Hi, friends. In today’s post, we’ll look at how being a procrastinator or a perfectionist with planning/preparation can stifle others’ participation (or, in ministry, the Holy Spirit).
What Inspired This Post
The issues discussed here can apply to anything that involves teamwork (such as a business or secular organization), but as I wrote this, I was thinking in particular about lay servants and clergy. They generally collaborate during the week to prepare for the Sunday worship service. The pastor usually plans scripture, sermon, and other readings/prayers; lay servants who work with the pastor may include a choir director/worship leader/musicians, a person who does something for the children (like a children’s sermon), a sound/lights/technology director, the person who composes the bulletin, or any other job completed by congregation members.

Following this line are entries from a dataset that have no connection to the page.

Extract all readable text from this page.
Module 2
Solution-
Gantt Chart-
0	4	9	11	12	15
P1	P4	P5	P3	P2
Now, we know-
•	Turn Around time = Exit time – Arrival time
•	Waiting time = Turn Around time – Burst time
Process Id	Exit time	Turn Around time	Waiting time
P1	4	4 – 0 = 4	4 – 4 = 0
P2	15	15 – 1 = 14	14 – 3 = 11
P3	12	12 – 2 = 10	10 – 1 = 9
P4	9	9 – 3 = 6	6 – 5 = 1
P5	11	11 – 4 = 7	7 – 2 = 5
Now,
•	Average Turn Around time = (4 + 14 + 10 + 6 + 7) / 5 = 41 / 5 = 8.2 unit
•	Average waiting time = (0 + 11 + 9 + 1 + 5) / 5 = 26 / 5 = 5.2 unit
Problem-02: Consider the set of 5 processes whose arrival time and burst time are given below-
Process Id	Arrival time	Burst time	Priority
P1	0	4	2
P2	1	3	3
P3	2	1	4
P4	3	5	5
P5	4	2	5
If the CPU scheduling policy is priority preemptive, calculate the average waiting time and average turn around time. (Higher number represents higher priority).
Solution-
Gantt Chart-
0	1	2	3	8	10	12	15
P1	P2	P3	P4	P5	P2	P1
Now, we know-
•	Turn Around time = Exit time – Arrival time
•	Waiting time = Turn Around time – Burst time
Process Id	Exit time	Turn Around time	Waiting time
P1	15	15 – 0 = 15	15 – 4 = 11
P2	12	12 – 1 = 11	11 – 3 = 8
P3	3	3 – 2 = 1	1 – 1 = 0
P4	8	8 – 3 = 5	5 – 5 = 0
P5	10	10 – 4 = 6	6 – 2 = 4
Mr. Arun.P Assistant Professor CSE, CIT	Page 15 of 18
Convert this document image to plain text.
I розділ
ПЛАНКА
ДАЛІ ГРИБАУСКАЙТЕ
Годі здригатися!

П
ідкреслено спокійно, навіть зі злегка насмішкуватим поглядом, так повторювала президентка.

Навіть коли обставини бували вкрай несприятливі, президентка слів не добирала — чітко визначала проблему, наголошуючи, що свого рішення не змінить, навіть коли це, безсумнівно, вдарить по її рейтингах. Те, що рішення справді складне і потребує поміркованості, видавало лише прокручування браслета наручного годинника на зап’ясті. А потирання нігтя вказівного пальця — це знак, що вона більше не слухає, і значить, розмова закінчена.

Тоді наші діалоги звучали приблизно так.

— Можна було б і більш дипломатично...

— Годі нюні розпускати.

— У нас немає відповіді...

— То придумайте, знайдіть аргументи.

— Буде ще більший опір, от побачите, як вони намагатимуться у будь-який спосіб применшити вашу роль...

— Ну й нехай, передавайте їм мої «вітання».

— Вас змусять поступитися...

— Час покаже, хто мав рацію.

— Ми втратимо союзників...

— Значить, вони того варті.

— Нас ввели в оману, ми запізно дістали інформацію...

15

This topic came to mind when I interned with Lay Servant School this year. As I shepherded my students in leadership, each person teeming with spiritual gifts and a willing heart for God, I realized how vital it is that pastors lift up lay servants in the church. Of course, pastors need to have that encouragement reciprocated; they are still human beings with needs, fears, talents, dreams, and flaws like all of us.
The Two Extremes
In the context of planning/preparation, the two extremes are perfectionism and procrastination (yay for incidental alliteration!).
Perfectionists tend to over-prepare, fretting excessively over their presentations. They also struggle with relinquishing control.
Procrastinators tend to “fly by the seat of their pants” or leave most of their presentation to the last minute and/or chance. Procrastinators do not leave themselves (and others) ample time for preparation.
Why the Extremes Are Stifling
Perfectionists discourage others because they don’t want help (If I want it done right, I have to do it myself). Some perfectionists accept the offer of help but micromanage everyone, which can feel insulting to the ones who are helping. This is a controlling, arrogant attitude in general, but it is sinful in a Christian context because it stems from pride. We are all important parts of the body of Christ (1 Corinthians 12:12-27), and no one is perfect.
On the flip side, procrastinators put unnecessary pressure on others by failing to give them reasonable notice of what they need to do. That constant stress can discourage people who want to do their best. This is annoying and inconsiderate in general, but it is irreverent in a Christian context; we should respect the importance of a thoughtful, cohesive worship service where lay servants and clergy are prepared.
How to Address the Extremes
If you struggle with perfectionism, ask yourself why you cling to control. Has discord with certain people caused you not to trust them? Have you become overly arrogant in thinking you always know best? Are you too anxious of others’ opinions?
In the Christian context, are you so worried about others’ salvation that you feel like the service has to be earth-shattering (in other words, are you so worried about “the bottom line” that you won’t just trust, obey, and play your role)? Reflect, then take your anxieties to God in prayer, remembering that you are just one imperfect person in the big body of Christ.
If you struggle with procrastination, ask yourself why you put things off to the last minute. Are you managing your time unwisely, or have you taken on too many burdens? Are you apprehensive about completing the task you are putting off? Are you so confident in your ability to “wing it” that you are short-changing yourself?
In the Christian context, are you taking church for granted, perhaps getting so clouded by life you forget that your role in the Great Commission is one of the only things in this world that truly matters? Reflect, then take your struggles to God in prayer, remembering that God deserves more than the last minute.
Finally, if you are struggling to work with a perfectionist or a procrastinator in your organization, whether secular or religious, here is my tough but straight-forward advice: talk to them. Don’t let feelings of resentment fester. Be gracious yet honest. (Matthew 5:23-24)
Thanks for reading! Have you ever had to work with a perfectionist or a procrastinator? Which of these do you lean towards? Let me know in the comments. I’m closer to a perfectionist than a procrastinator, but I hope I’m not a micromanager!